Even Missoula's local government officials have something of a tarnished record. In late February 2010, local police arrested City Councilwoman Pam Walzer, a Democrat from Ward 2, for driving with a BAC of 0.08. Walzer's DUI came at the most inopportune time, as the council had only recently begun discussing stricter DUI laws including a fine for refusing a breathalyzer (Walzer voluntarily submitted to a breath test when pulled over). She refused to step down from her position, instead apologizing and vowing to continue her work for the city.
The incident goes to show just how pervasive the DUI problem in Montana has become.
"A lot of folks still think the roads are theirs and they can do anything they want," says Missoula County Sheriff Carl Ibsen. "'By God, this is our drinking state.' So I think we may have a bit more of a percentage-wise difficulty with it than other areas...I would speculate that well over half, maybe as much as three quarters, of what we do as cops has some relationship to drinking—obviously drinking and driving, a lot of our wrecks. It's pretty rare you go to problems at bars where they haven't been drinking, pretty rare you go to family beefs where they haven't been drinking."
Tragic DUI stories hit close to home in Missoula County—far away from the buzz of the session. Officials have long recognized the need for a harder approach to drunk driving. Spurred by personal experience, locals have dedicated themselves to a daily battle against alcohol abuse on our roads.
Ibsen, a 39-year veteran of law enforcement in Missoula, campaigned hard for sheriff last year on the premise of taking a stronger stand against DUI. A Montana arrest record is now tacked above his desk in the county courthouse, a personal reminder of why he's focused his office's efforts on drinking and driving.
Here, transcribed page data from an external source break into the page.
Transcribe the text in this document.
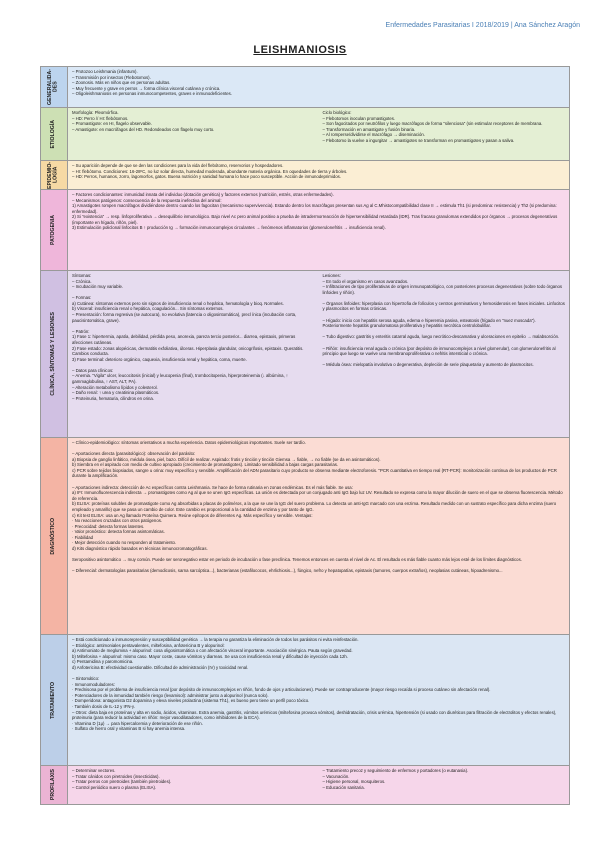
Enfermedades Parasitarias I 2018/2019 | Ana Sánchez Aragón
LEISHMANIOSIS
GENERALIDA-DES

– Protozoo Leishmania (infantum).

– Transmisión por insectos (Flebotomos).

– Zoonosis. Más en niños que en personas adultas.

– Muy frecuente y grave en perros → forma clínica visceral cutánea y crónica.

– Oligoleishmaniosis en personas inmunocompetentes, graves e inmunodeficientes.

ETIOLOGÍA

Morfología: Pleomórfica.

– HD: Perro // HI: flebótomos.

– Promastigote: en HI, flagelo observable.

– Amastigote: en macrófagos del HD. Redondeados con flagelo muy corto.

Ciclo biológico:

– Flebotomos inoculan promastigotes.

– Son fagocitados por neutrófilos y luego macrófagos de forma "silenciosa" (sin estimular receptores de membrana.

– Transformación en amastigote y fusión binaria.

– Al romperse/dividirse el macrófago → diseminación.

– Flebotomo la vuelve a ingurgitar → amastigotes se transforman en promastigotes y pasan a saliva.

EPIDEMIO-LOGÍA

– Su aparición depende de que se den las condiciones para la vida del flebótomo, reservorios y hospedadores.

– HI: flebótomo. Condiciones: 16-28ºC, no luz solar directa, humedad moderada, abundante materia orgánica. En oquedades de tierra y árboles.

– HD: Perros, humanos, zorro, lagomorfos, gatos. Buena nutrición y sanidad humana lo hace poco susceptible. Acción de inmunodeprimidos.

PATOGENIA

– Factores condicionantes: inmunidad innata del individuo (dotación genética) y factores externos (nutrición, estrés, otras enfermedades).

– Mecanismos patógenos: consecuencia de la respuesta inefectiva del animal:

1) Amastigotes rompen macrófagos dividiéndose dentro cuando los fagocitan (mecanismo supervivencia). Estando dentro los macrófagos presentan sus Ag al C.Mhistocompatibilidad clase II → estimula Th1 (si predomina: resistencia) y Th2 (si predomina: enfermedad).

2) Si "existencia" → resp. linfoproliferativa → desequilibrio inmunológico. Bajo nivel Ac pero animal positivo a prueba de intradermorreacción de hipersensibilidad retardada (IDR). Tras fracaso granulomas extendidos por órganos → procesos degenerativos (importante en hígado, riñón, piel).

3) Estimulación policlonal linfocitos B ↑ producción Ig → formación inmunocomplejos circulantes → fenómenos inflamatorios (glomerulonefritis → insuficiencia renal).

CLÍNICA, SÍNTOMAS Y LESIONES

Síntomas:

– Crónica.

– Incubación muy variable.

– Formas:

a) Cutánea: síntomas externos pero sin signos de insuficiencia renal o hepática, hematología y bioq. Normales.

b) Visceral: insuficiencia renal o hepática, coagulación... Sin síntomas externos.

– Presentación: forma regresiva (se autocura), no evolutiva (latencia o oligosintomática), precl ínica (incubación corta, paucisintomática, grave).

– Patrón:

1) Fase 1: hipertermia, apatía, debilidad, pérdida peso, anorexia, pareza tercio posterior... diarrea, epistaxis, primeras afecciones cutáneas.

2) Fase estado: zonas alopécicas, dermatitis exfoliativa, úlceras. Hiperplasia glandular, onicogrifosis, epistaxis. Queratitis. Cambios conducta.

3) Fase terminal: deterioro orgánico, caquexia, insuficiencia renal y hepática, coma, muerte.

– Datos para clínicos:

– Anemia. "Vigila" ulcer, leucocitosis (inicial) y leucopenia (final), trombocitopenia, hiperproteinemia (↓ albúmina, ↑ gammaglobulina, ↑ AST, ALT, PA).

– Alteración metabolismo lípidos y colesterol.

– Daño renal: ↑ urea y creatinina plasmáticos.

– Proteinuria, hematuria, cilindros en orina.

Lesiones:

– En todo el organismo en casos avanzados.

– Infiltraciones de tipo proliferativas de origen inmunopatológico, con posteriores procesos degenerativos (sobre todo órganos linfoides y riñón).

– Órganos linfoides: hiperplasia con hipertrofia de folículos y centros germinativos y hemosiderosis en fases iniciales. Linfocitos y plasmocitos en formas crónicas.

– Hígado: inicio con hepatitis serosa aguda, edema e hiperemia pasiva, esteatosis (hígado en "nuez moscada"). Posteriormente hepatitis granulomatosa proliferativa y hepatitis necrótica centrolobulillar.

– Tubo digestivo: gastritis y enteritis catarral aguda, luego necrótico-descamativa y ulceraciones en epitelio → malabsorción.

– Riñón: insuficiencia renal aguda o crónica (por depósito de inmunocomplejos a nivel glomerular), con glomerulonefritis al principio que luego se vuelve una membranoproliferativa o nefritis intersticial o crónica.

– Médula ósea: mielopatía involutiva o degenerativa, depleción de serie plaquetaria y aumento de plasmocitos.

DIAGNÓSTICO

– Clínico-epidemiológico: síntomas orientativos a mucha experiencia. Datos epidemiológicos importantes. Suele ser tardío.

– Aportaciones directa (parasitológico): observación del parásito:

a) Biopsia de ganglio linfático, médula ósea, piel, bazo. Difícil de realizar. Aspirado: frotis y tinción y tinción Giemsa → fiable, → no fiable (se da en asintomáticos).

b) Siembra en el aspirado con medio de cultivo apropiado (crecimiento de promastigotes). Limitado sensibilidad a bajas cargas parasitarias.

c) PCR sobre tejidos biopsiados, sangre u orina: muy específico y sensible. Amplificación del ADN parasitario cuyo producto se observa mediante electroforesis. "PCR cuantitativa en tiempo real (RT-PCR): monitorización continua de los productos de PCR durante la amplificación.

– Aportaciones indirecta: detección de Ac específicos contra Leishmania. Se hace de forma rutinaria en zonas endémicas. Es el más fiable. Se usa:

a) IFI: Inmunofluorescencia indirecta → promastigotes como Ag al que se unen IgG específicas. La unión es detectada por un conjugado anti IgG bajo luz UV. Resultado se expresa como la mayor dilución de suero en el que se observa fluorescencia. Método de referencia.

b) ELISA: proteínas solubles de promastigote como Ag absorbidas a placas de poliméros, a la que se une la IgG del suero problema. Lo detecta un anti-IgG marcado con una enzima. Resultado medido con un sustrato específico para dicha enzima (suero empleado y amarillo) que se pasa un cambio de color. Este cambio es proporcional a la cantidad de enzima y por tanto de IgG.

c) Kit test ELISA: usa un Ag llamado Proteína Quimera. Reúne epítopos de diferentes Ag. Más específico y sensible. Ventajas:

· No reacciones cruzadas con otros patógenos.

· Precocidad: detecta formas latentes.

· Valor pronóstico: detecta formas asintomáticas.

· Fiabilidad

· Mejor detección cuando no responden al tratamiento.

d) Kits diagnóstico rápido basados en técnicas inmunocromatográficas.

Seropositivo asintomático → muy común. Puede ser seronegativo estar en periodo de incubación o fase preclínica. Tenemos entonces en cuenta el nivel de Ac. El resultado es más fiable cuanto más lejos esté de los límites diagnósticos.

– Diferencial: dermatologías parasitarias (demodicosis, sarna sarcóptica...), bacterianas (estafilococos, ehrlichiosis...), fúngico, nefro y hepatopatías, epistaxis (tumores, cuerpos extraños), neoplasias cutáneas, hipoadrenismo...

TRATAMIENTO

– Está condicionado a inmunorepresión y susceptibilidad genética → la terapia no garantiza la eliminación de todos los parásitos ni evita reinfestación.

– Etiológico: antimoniales pentavalentes, miltefosina, anfotericina B y alopurinol:

a) Antimoniato de meglumina + alopurinol: cosa oligosintomática o con afectación visceral importante. Asociación sinérgica. Pauta según gravedad.

b) Miltefosina + alopurinol: mismo caso. Mayor coste, cause vómitos y diarreas. Se usa con insuficiencia renal y dificultad de inyección cada 12h.

c) Pentamidina y paromomicina.

d) Anfotericina B: efectividad cuestionable. Dificultad de administración (IV) y toxicidad renal.

– Sintomático:

· Inmunomoduladores:

· Prednisona por el problema de insuficiencia renal (por depósito de inmunocomplejos en riñón, fondo de ojos y articulaciones). Puede ser contraproducente (mayor riesgo recaída si proceso cutáneo sin afectación renal).

· Potenciadores de la inmunidad también riesgo (levamisol): administrar junto a alopurinol (nunca solo).

· Domperidona: antagonista D2 dopamina y eleva niveles prolactina (sistema Th1), es bueno pero tiene un perfil poco tóxico.

· También dosis de IL-12 y IFN-γ.

– Otros: dieta baja en proteínas y alta en sodio, ácidos, vitaminas. Extra anemia, gastritis, vómitos urémicos (miltefosina provoca vómitos), deshidratación, crisis urémica, hipertensión (si usado con diuréticos para filtración de electrolitos y efectos renales), proteinuria (para reducir la actividad en riñón: mejor vasodilatadores, como inhibidores de la ECA).

· Vitamina D (1μ) → para hipercalcemia y deterioración de ese riñón.

· Sulfato de hierro oral y vitaminas B si hay anemia intensa.

PROFILAXIS	– Determinar vectores.

– Tratar cánidos con piretroides (insecticidas).

– Tratar perros con piretroides (también piretroides).

– Control periódico suero o plasma (ELISA).

– Tratamiento precoz y seguimiento de enfermos y portadores (o eutanasia).

– Vacunación.

– Higiene personal, mosquiteros.

– Educación sanitaria.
The man pictured is David James Bugni, a Butte resident arrested in September 2009 for causing a fatal car wreck on Interstate 90 while under the influence of alcohol. The woman Bugni later pleaded guilty to killing was Judy Wang, Ibsen's wife and an influential Missoula city prosecutor. The loss, Ibsen says, has made DUI enforcement a significantly more personal matter.
"Up until that time, I thought that I understood the feelings of the victims' families and the victims," Ibsen says. "All of a sudden we find we aren't immune and our families aren't immune, because it puts a real picture on it...It puts a more personal face on it, it really does."
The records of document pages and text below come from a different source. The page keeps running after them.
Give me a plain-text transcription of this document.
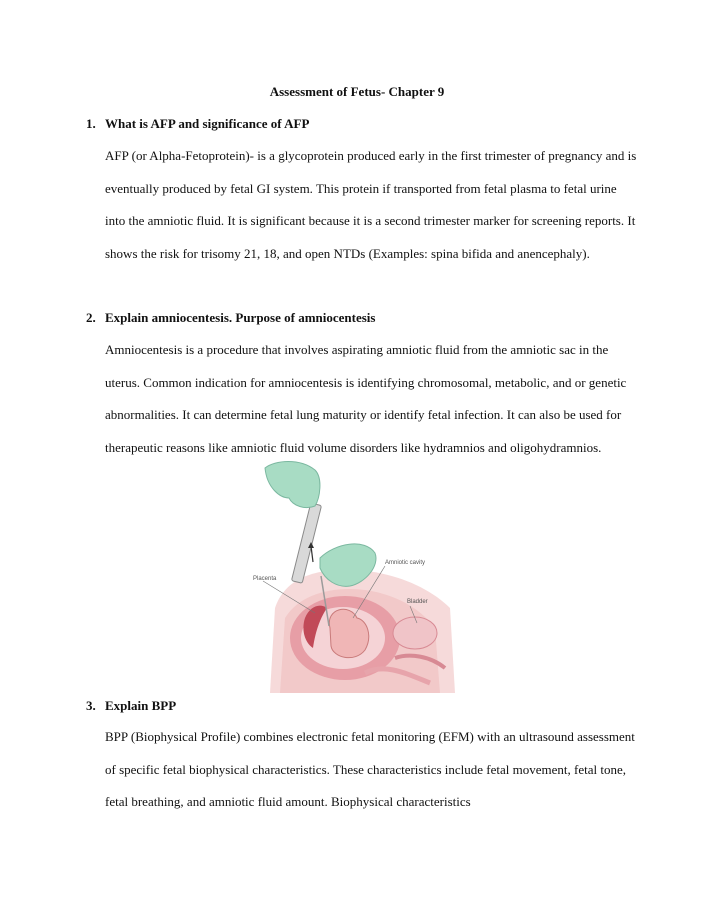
Assessment of Fetus- Chapter 9
1. What is AFP and significance of AFP

AFP (or Alpha-Fetoprotein)- is a glycoprotein produced early in the first trimester of pregnancy and is eventually produced by fetal GI system. This protein if transported from fetal plasma to fetal urine into the amniotic fluid. It is significant because it is a second trimester marker for screening reports. It shows the risk for trisomy 21, 18, and open NTDs (Examples: spina bifida and anencephaly).

2. Explain amniocentesis. Purpose of amniocentesis

Amniocentesis is a procedure that involves aspirating amniotic fluid from the amniotic sac in the uterus. Common indication for amniocentesis is identifying chromosomal, metabolic, and or genetic abnormalities. It can determine fetal lung maturity or identify fetal infection. It can also be used for therapeutic reasons like amniotic fluid volume disorders like hydramnios and oligohydramnios.

Placenta
Amniotic cavity
Bladder
3. Explain BPP

BPP (Biophysical Profile) combines electronic fetal monitoring (EFM) with an ultrasound assessment of specific fetal biophysical characteristics. These characteristics include fetal movement, fetal tone, fetal breathing, and amniotic fluid amount. Biophysical characteristics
Ibsen doesn't mask the fact that he feels Montana's laws are inadequate. Moreover, he's heard directly from felony DUI offenders that the current penalties don't do enough to prevent drunk drivers from developing a pattern of behavior. Members of the state's six-month Warm Springs Addictions Treatment and Change (WATCh) Program have told Ibsen that had they faced more stringent punishments on their first DUI, they might not have reached their third, fourth or fifth conviction. That's why Ibsen supports legislative attempts like Hansen's that seek to curb drunk driving early on; a binder on his windowsill contains copies of scores of bills from the session, complete with status notes he updates as often as possible. But the lengthier jail-times and alternative treatment options now being discussed aren't going to solve the problem on their own, Ibsen says.
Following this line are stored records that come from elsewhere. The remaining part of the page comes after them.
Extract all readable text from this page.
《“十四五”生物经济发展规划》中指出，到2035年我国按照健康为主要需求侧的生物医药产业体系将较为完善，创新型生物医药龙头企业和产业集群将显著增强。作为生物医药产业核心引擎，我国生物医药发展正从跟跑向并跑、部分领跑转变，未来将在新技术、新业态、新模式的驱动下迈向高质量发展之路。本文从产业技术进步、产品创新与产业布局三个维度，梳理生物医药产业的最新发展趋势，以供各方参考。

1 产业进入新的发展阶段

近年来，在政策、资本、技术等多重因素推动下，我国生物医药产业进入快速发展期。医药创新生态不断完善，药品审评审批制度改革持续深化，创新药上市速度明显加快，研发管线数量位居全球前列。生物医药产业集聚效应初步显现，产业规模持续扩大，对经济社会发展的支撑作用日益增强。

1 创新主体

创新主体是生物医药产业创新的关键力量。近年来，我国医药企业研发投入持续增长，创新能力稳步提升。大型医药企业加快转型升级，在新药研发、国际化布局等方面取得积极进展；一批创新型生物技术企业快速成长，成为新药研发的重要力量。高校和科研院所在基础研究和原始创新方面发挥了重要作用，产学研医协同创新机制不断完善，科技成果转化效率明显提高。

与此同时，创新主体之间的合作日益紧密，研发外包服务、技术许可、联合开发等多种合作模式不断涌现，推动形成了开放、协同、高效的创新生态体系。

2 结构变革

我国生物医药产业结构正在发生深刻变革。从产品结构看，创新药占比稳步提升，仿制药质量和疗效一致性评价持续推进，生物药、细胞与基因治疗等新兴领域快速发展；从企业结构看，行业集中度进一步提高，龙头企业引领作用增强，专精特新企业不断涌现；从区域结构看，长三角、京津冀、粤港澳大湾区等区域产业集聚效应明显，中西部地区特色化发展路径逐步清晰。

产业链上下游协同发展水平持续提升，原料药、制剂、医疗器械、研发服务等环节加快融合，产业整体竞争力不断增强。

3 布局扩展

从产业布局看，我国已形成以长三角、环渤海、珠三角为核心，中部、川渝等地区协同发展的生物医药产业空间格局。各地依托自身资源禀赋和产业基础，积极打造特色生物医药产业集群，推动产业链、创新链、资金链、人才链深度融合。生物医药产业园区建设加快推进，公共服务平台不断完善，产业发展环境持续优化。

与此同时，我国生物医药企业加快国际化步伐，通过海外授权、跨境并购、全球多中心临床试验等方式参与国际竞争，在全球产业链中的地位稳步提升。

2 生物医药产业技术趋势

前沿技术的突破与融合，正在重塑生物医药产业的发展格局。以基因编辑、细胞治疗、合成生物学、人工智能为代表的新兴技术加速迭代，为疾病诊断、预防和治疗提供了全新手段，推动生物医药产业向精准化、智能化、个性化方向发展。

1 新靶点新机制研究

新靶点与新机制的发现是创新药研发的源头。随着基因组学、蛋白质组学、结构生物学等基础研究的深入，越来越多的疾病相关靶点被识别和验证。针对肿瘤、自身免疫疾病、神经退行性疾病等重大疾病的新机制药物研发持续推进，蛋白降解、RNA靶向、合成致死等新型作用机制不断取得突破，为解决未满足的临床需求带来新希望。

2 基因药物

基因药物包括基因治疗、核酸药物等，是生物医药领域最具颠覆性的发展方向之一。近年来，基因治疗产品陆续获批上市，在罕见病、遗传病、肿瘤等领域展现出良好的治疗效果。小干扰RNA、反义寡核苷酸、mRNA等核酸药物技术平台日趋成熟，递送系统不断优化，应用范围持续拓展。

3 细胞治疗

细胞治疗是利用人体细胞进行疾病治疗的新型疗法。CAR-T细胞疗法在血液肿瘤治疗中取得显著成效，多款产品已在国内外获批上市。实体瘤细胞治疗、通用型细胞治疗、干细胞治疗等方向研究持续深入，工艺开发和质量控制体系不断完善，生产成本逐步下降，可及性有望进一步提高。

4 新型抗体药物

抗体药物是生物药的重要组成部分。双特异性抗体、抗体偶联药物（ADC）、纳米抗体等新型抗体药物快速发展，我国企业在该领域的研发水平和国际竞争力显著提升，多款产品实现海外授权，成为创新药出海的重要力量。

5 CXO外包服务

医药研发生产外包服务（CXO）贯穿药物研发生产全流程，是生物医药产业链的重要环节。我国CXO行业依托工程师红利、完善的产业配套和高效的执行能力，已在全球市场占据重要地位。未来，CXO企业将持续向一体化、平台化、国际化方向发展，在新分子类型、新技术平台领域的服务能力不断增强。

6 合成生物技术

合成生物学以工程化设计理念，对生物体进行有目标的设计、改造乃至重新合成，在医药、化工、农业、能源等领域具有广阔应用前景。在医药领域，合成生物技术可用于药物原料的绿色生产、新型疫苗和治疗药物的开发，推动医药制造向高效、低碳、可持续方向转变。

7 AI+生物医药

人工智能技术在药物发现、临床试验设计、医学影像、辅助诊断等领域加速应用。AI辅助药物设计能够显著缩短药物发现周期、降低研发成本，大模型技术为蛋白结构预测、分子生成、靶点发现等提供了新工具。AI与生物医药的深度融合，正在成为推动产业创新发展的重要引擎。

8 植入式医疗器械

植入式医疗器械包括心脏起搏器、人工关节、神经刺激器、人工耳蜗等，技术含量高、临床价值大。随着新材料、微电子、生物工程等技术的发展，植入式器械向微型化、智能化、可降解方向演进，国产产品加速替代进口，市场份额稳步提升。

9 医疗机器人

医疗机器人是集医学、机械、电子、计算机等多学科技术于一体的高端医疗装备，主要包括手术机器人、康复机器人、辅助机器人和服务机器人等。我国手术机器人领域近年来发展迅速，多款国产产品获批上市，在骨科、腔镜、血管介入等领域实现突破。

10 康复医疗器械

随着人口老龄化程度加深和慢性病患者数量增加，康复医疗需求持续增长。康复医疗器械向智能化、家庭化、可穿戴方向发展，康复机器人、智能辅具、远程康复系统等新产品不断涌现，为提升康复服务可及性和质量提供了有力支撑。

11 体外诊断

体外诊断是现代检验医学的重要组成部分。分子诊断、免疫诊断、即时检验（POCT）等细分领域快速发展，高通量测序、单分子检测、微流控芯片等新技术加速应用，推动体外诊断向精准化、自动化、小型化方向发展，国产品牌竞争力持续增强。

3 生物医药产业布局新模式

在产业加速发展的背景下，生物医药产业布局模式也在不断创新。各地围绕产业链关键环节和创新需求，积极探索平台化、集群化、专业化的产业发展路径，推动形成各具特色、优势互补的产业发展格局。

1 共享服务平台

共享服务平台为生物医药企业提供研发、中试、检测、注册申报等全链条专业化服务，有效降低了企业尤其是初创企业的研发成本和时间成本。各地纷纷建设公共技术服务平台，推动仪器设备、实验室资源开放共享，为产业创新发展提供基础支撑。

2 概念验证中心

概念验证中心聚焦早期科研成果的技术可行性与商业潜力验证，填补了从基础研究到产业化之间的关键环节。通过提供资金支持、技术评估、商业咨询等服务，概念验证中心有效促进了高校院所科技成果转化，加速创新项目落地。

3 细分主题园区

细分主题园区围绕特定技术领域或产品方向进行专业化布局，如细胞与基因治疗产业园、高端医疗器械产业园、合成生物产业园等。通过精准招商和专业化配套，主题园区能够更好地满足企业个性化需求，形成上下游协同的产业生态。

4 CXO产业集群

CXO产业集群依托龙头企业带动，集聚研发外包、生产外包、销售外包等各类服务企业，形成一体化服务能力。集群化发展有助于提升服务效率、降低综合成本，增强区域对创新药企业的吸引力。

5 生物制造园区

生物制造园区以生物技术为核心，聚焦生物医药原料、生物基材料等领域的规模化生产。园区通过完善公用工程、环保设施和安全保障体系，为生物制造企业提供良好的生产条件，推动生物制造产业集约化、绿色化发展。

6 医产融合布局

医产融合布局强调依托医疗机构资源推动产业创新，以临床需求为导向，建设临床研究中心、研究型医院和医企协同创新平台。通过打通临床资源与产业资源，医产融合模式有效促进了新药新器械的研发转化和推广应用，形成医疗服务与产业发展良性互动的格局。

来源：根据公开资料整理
"Somewhere along the line society has to figure out a way to collectively say, 'You as the drunk driver, you are a pariah,'" Ibsen says. "How many times when you were a teenager did you know friends who went out, got hammer drunk, got home and called you in the morning to say, 'God dang, I got so drunk last night. I don't even remember how I got home'? And everybody laughs and jokes about it because they made it home. We need society to get to a point where when your buddy calls you and says that, you say, 'You dirty, rotten SOB. How could you do that?' And basically shun them."